Empire of Blue Water has impeccable timing for its release with the current hoopla running rampant for the Pirates of the Caribbean: At World’s End movie now playing. However, if you are looking for characters as campy as Captain Jack Sparrow, you may be disappointed. There is not much in the way of levity in Empire of Blue Water, simply because the subject is not nearly as lovably quirky as Johnny Depp makes it appear. Instead, Talty shows a great dedication to research which results in historical accuracy that is fascinating on its own.
Often overlooked in pirate lore is the fact that they were in fact a very democratic lot. The swankier quarters onboard were gutted so that no man had a better place to sleep than any one else. Booty was divvied up scrupulously, and men were compensated for loss of limb. Captains were elected and could be deposed quickly should it become necessary. Rules were made and abided by; retribution was swift and harsh.

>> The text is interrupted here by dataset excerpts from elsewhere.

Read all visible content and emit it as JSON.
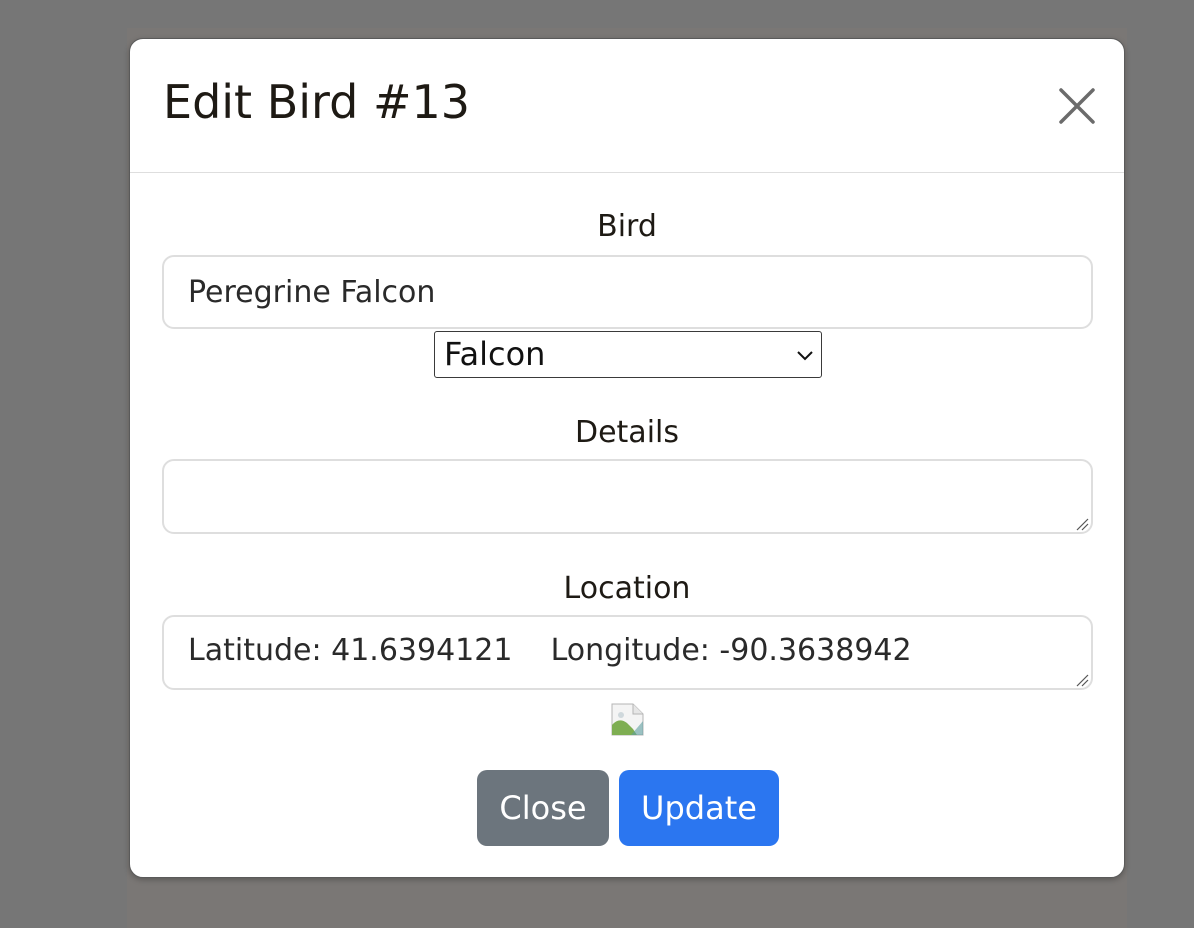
{
  "modal": {
    "title": "Edit Bird #13",
    "close_icon": "close-icon"
  },
  "form": {
    "bird": {
      "label": "Bird",
      "value": "Peregrine Falcon"
    },
    "category": {
      "selected": "Falcon"
    },
    "details": {
      "label": "Details",
      "value": ""
    },
    "location": {
      "label": "Location",
      "value": "Latitude: 41.6394121    Longitude: -90.3638942"
    },
    "image_icon": "broken-image-icon"
  },
  "actions": {
    "close_label": "Close",
    "update_label": "Update"
  },
  "colors": {
    "backdrop": "#767676",
    "secondary_button": "#6c757d",
    "primary_button": "#2b76f0",
    "text": "#1e1a14"
  }
}
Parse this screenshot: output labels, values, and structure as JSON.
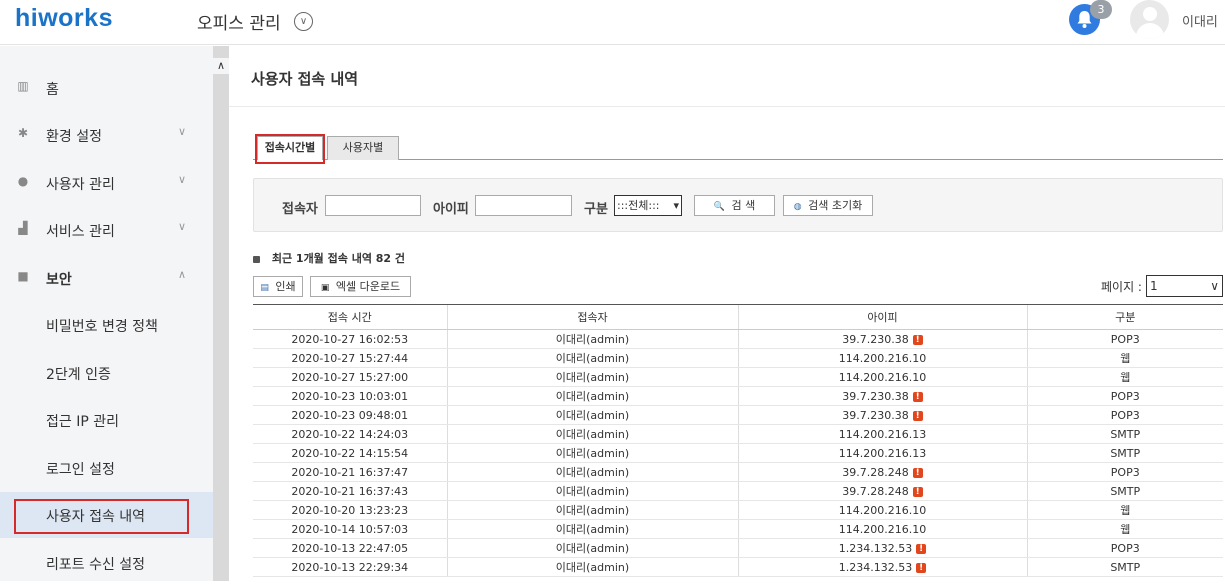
{
  "header": {
    "logo": "hiworks",
    "office_title": "오피스 관리",
    "notification_count": "3",
    "user_name": "이대리"
  },
  "sidebar": {
    "items": [
      {
        "label": "홈",
        "icon": "building-icon"
      },
      {
        "label": "환경 설정",
        "icon": "gear-icon"
      },
      {
        "label": "사용자 관리",
        "icon": "user-icon"
      },
      {
        "label": "서비스 관리",
        "icon": "chart-icon"
      },
      {
        "label": "보안",
        "icon": "lock-icon"
      }
    ],
    "security_subitems": [
      {
        "label": "비밀번호 변경 정책"
      },
      {
        "label": "2단계 인증"
      },
      {
        "label": "접근 IP 관리"
      },
      {
        "label": "로그인 설정"
      },
      {
        "label": "사용자 접속 내역"
      },
      {
        "label": "리포트 수신 설정"
      }
    ]
  },
  "main": {
    "title": "사용자 접속 내역",
    "tabs": [
      {
        "label": "접속시간별"
      },
      {
        "label": "사용자별"
      }
    ],
    "search": {
      "user_label": "접속자",
      "ip_label": "아이피",
      "type_label": "구분",
      "type_selected": ":::전체:::",
      "search_button": "검 색",
      "reset_button": "검색 초기화"
    },
    "summary": "최근 1개월 접속 내역 82 건",
    "print_button": "인쇄",
    "excel_button": "엑셀 다운로드",
    "page_label": "페이지 :",
    "page_selected": "1",
    "table": {
      "columns": [
        "접속 시간",
        "접속자",
        "아이피",
        "구분"
      ],
      "rows": [
        {
          "time": "2020-10-27 16:02:53",
          "user": "이대리(admin)",
          "ip": "39.7.230.38",
          "warn": true,
          "type": "POP3"
        },
        {
          "time": "2020-10-27 15:27:44",
          "user": "이대리(admin)",
          "ip": "114.200.216.10",
          "warn": false,
          "type": "웹"
        },
        {
          "time": "2020-10-27 15:27:00",
          "user": "이대리(admin)",
          "ip": "114.200.216.10",
          "warn": false,
          "type": "웹"
        },
        {
          "time": "2020-10-23 10:03:01",
          "user": "이대리(admin)",
          "ip": "39.7.230.38",
          "warn": true,
          "type": "POP3"
        },
        {
          "time": "2020-10-23 09:48:01",
          "user": "이대리(admin)",
          "ip": "39.7.230.38",
          "warn": true,
          "type": "POP3"
        },
        {
          "time": "2020-10-22 14:24:03",
          "user": "이대리(admin)",
          "ip": "114.200.216.13",
          "warn": false,
          "type": "SMTP"
        },
        {
          "time": "2020-10-22 14:15:54",
          "user": "이대리(admin)",
          "ip": "114.200.216.13",
          "warn": false,
          "type": "SMTP"
        },
        {
          "time": "2020-10-21 16:37:47",
          "user": "이대리(admin)",
          "ip": "39.7.28.248",
          "warn": true,
          "type": "POP3"
        },
        {
          "time": "2020-10-21 16:37:43",
          "user": "이대리(admin)",
          "ip": "39.7.28.248",
          "warn": true,
          "type": "SMTP"
        },
        {
          "time": "2020-10-20 13:23:23",
          "user": "이대리(admin)",
          "ip": "114.200.216.10",
          "warn": false,
          "type": "웹"
        },
        {
          "time": "2020-10-14 10:57:03",
          "user": "이대리(admin)",
          "ip": "114.200.216.10",
          "warn": false,
          "type": "웹"
        },
        {
          "time": "2020-10-13 22:47:05",
          "user": "이대리(admin)",
          "ip": "1.234.132.53",
          "warn": true,
          "type": "POP3"
        },
        {
          "time": "2020-10-13 22:29:34",
          "user": "이대리(admin)",
          "ip": "1.234.132.53",
          "warn": true,
          "type": "SMTP"
        }
      ]
    }
  }
}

Eyewitness testimony corroborates the legendary cruelty and questionable sanity of Edward Teach, more commonly know as Blackbeard. While playing poker with two shipmates with whom he had no quarrel, Blackbeard blew out the candle on the table, drew his pistols, crossed his arms and fired blindly. One man escaped unscathed, while the other was permanently disabled.
Empire of Blue Water is a fun read that moves quickly, divulging golden nuggets of history proving that, indeed, legends have at least a kernel (and sometimes an entire ear) of truth to them.